C’est par le largage de quatre parachutistes aux couleurs des Alliés et de Saint-Raphaël que la cérémonie au Dramont a merveilleusement débuté, sous les applaudissements du public. Alors que le consul des Etats-Unis d’Amérique, Russel Zalizniak, rappelait combien l’opération Anvil Dragoon avait été « essentielle dans la libération de la France », Frédéric Masquelier expliquait : « Dans la vaste entreprise militaire entamée, depuis le 5 juin 1944, pour briser en Europe la puissance du IIIe Reich Allemand, le 15 août marque une date décisive. Le débarquement intervient à un moment crucial de la guerre car concomitant avec l’offensive menée par le général Eisenhower, après le succès du débarquement des troupes de Montgomery et Bradley sur les côtes de la Manche. Moment crucial car concomitant avec l’échec des contre-offensives germaniques. Moment crucial car c’est le moment où la résistance, à travers les Forces Françaises de l’Intérieur, empêchaient l’arrivée de 8 divisions, dont 3 divisions de Panzers, de se porter en Normandie. Moment crucial car c’est le moment où, à Paris, l’insurrection nationale guette impatiemment un signal pour apparaître au grand jour.
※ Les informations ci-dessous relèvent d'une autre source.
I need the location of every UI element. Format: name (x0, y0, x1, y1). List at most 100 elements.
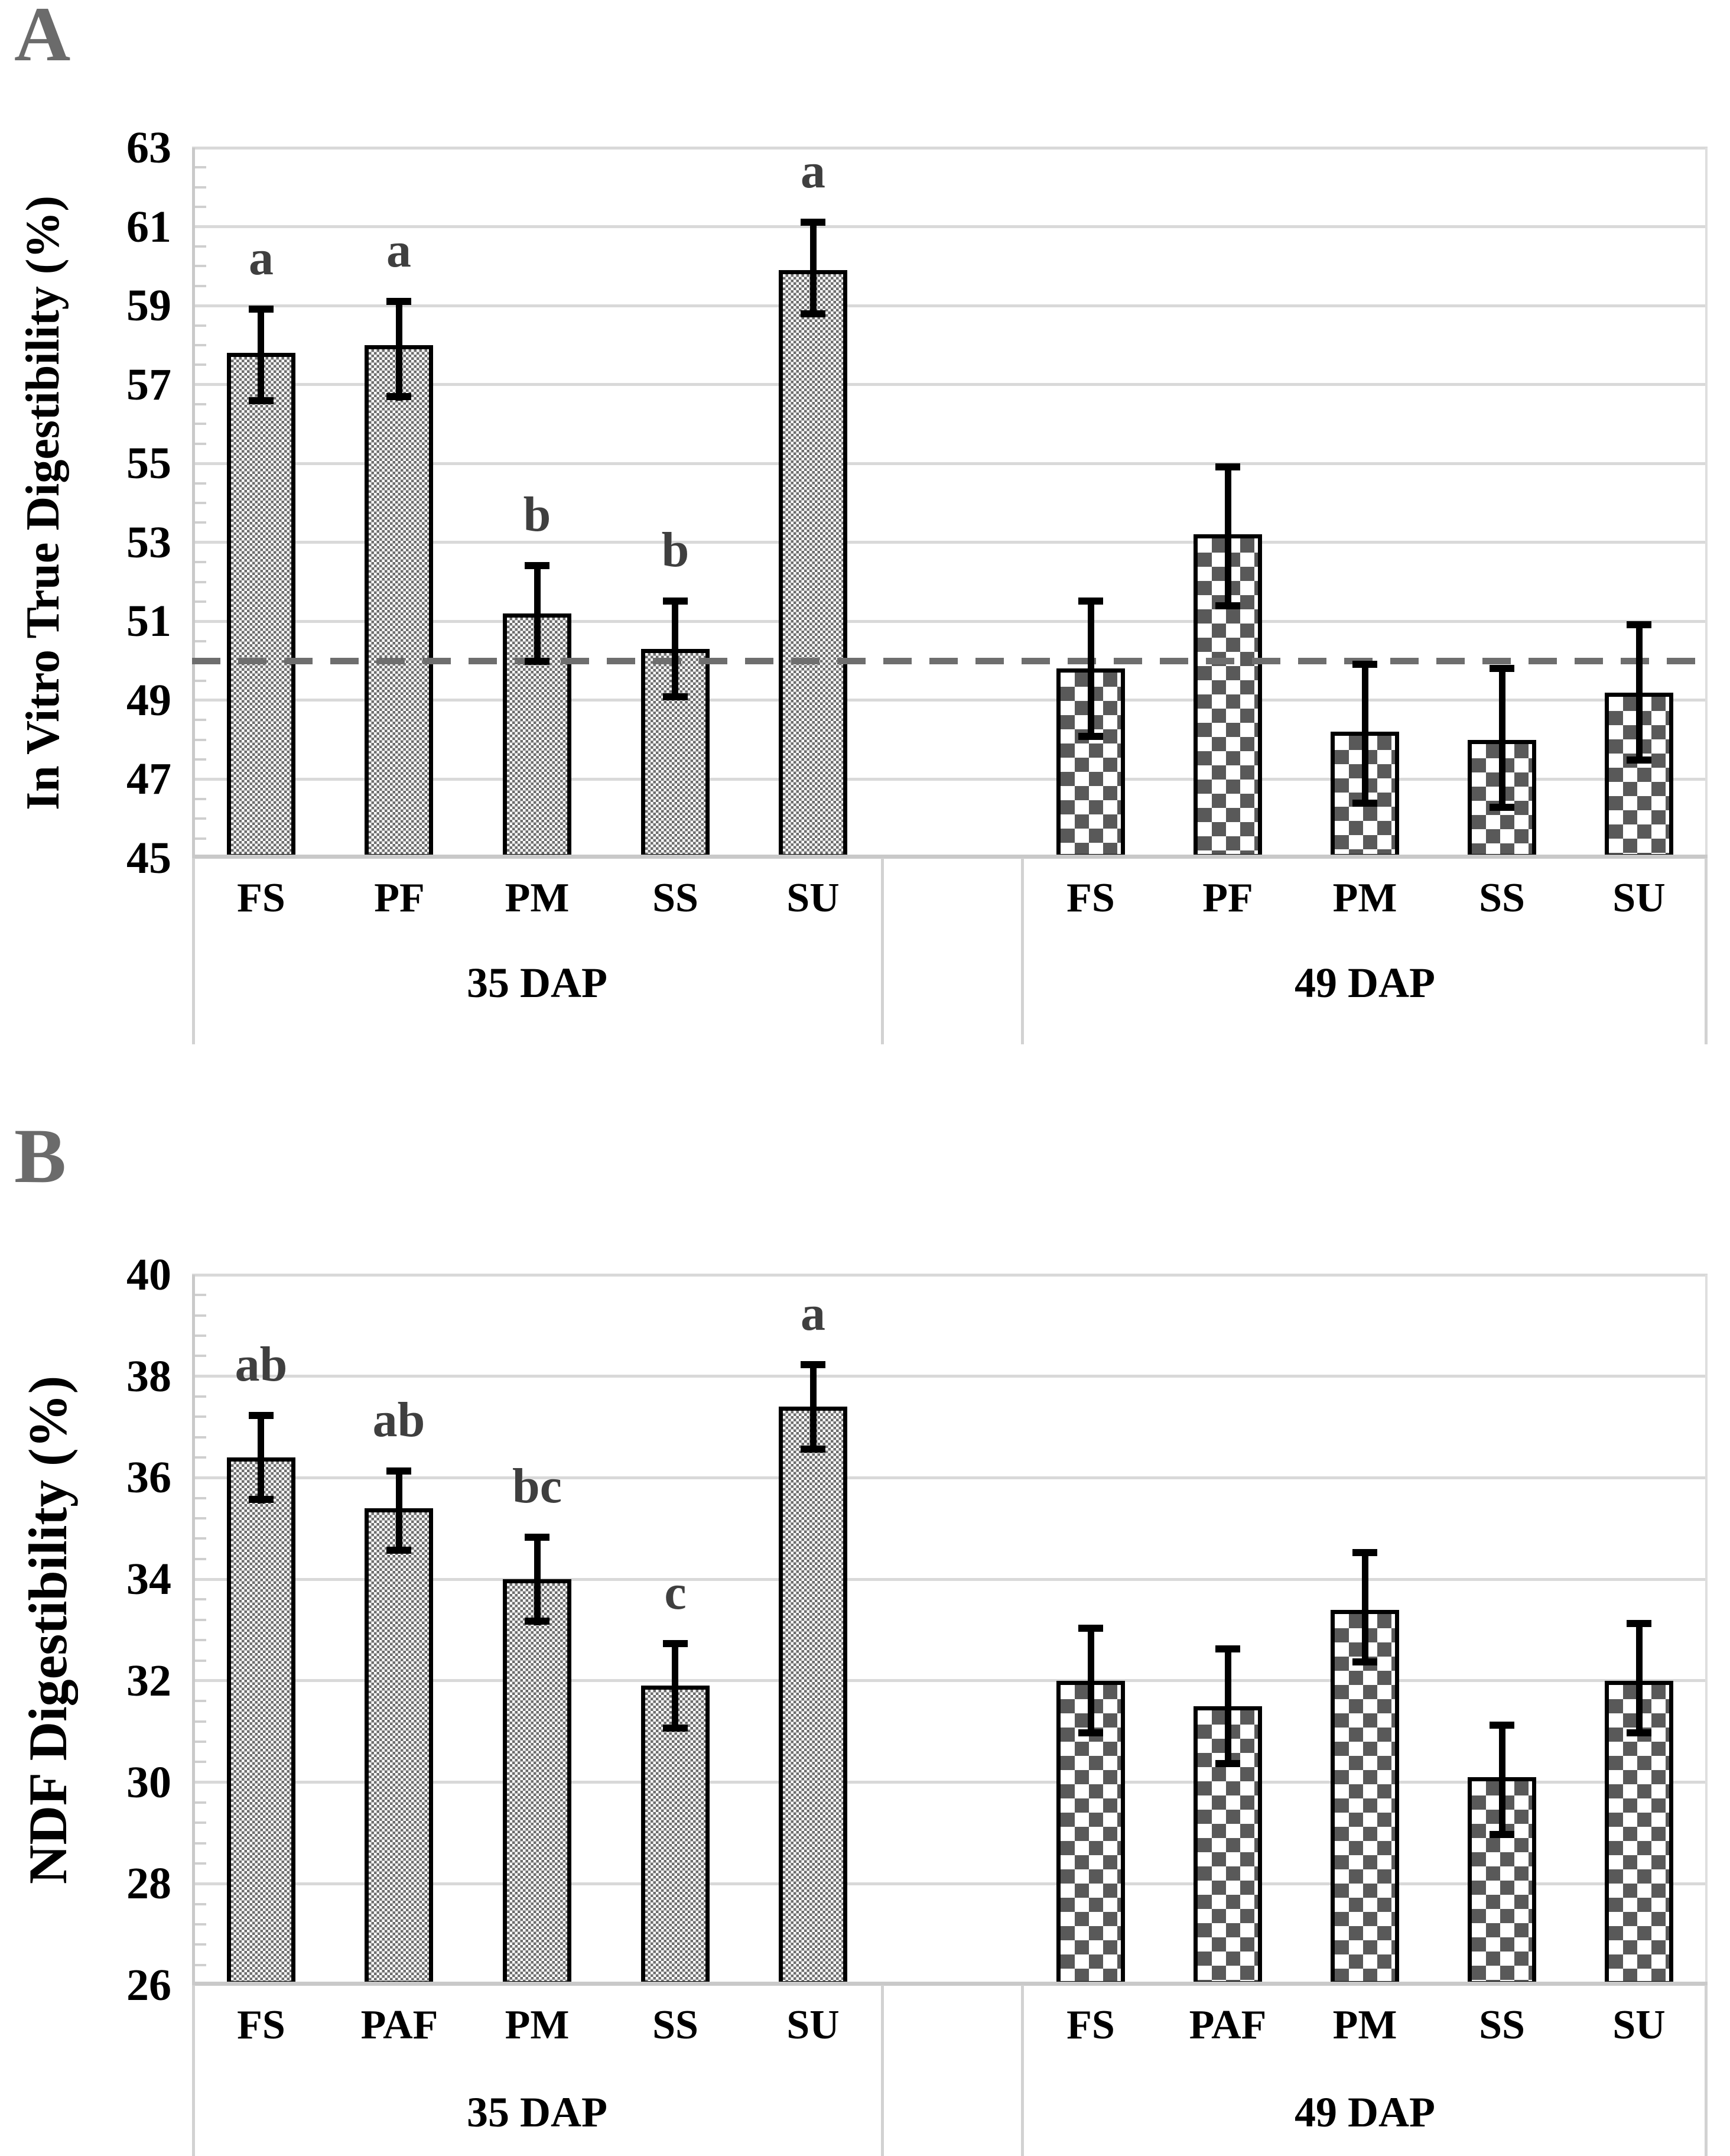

Moment crucial car c’est le moment où, en Italie, l’ennemi arrive à se rétablir dans les Alpes, tandis qu’en Russie il lutte avec acharnement. » Et le premier magistrat de souligner : « C’est dans ces circonstances de guerre totale que le débarquement de Provence, le troisième après la Sicile et la Normandie, est donc une opération nouvelle, essentielle, déterminante, qui a permis d’éviter l’enlisement et d’établir définitivement un rapport de forces favorables pour la France et ses alliés. »

 

Un discours que Frédéric Masquelier a conclu par ces paroles : « Essayons simplement de nous montrer à la hauteur de ces hommes, soyons fiers de ce que nous sommes, soyons fiers de notre pays, soyons fiers de notre histoire, soyons fiers tout simplement d’être français comme ceux que nous honorons aujourd’hui l’ont été. »

 

Les cérémonies ont été ponctuées par les hymnes nationaux américains, britanniques et français et de nombreux dépôts de gerbes, notamment par Frédéric Masquelier, maire de Saint-Raphaël et président de la communauté d’agglomération, Eric de Wispelaere, sous-préfet de Draguignan, le capitaine de Vaisseau Thomas Winkler pour l’ambassade des Etats-Unis d’Amérique, Russel Zalizniack, consul des Etats-Unis d’Amérique à Marseille, le capitaine Bosset, représentant le lieutenant-colonel Courtiau, commandant d’Armes de la place de Fréjus-Saint-Raphaël, chef de Corps du 21e RIMA, Alain Dubreuil pour l’association Anthéor Hier et Aujourd’hui, le vice-commander Charles Esline pour l’association The Friends of the American Legion, ainsi que par de nombreux élus du département et de l’agglomération, les représentants des associations patriotiques.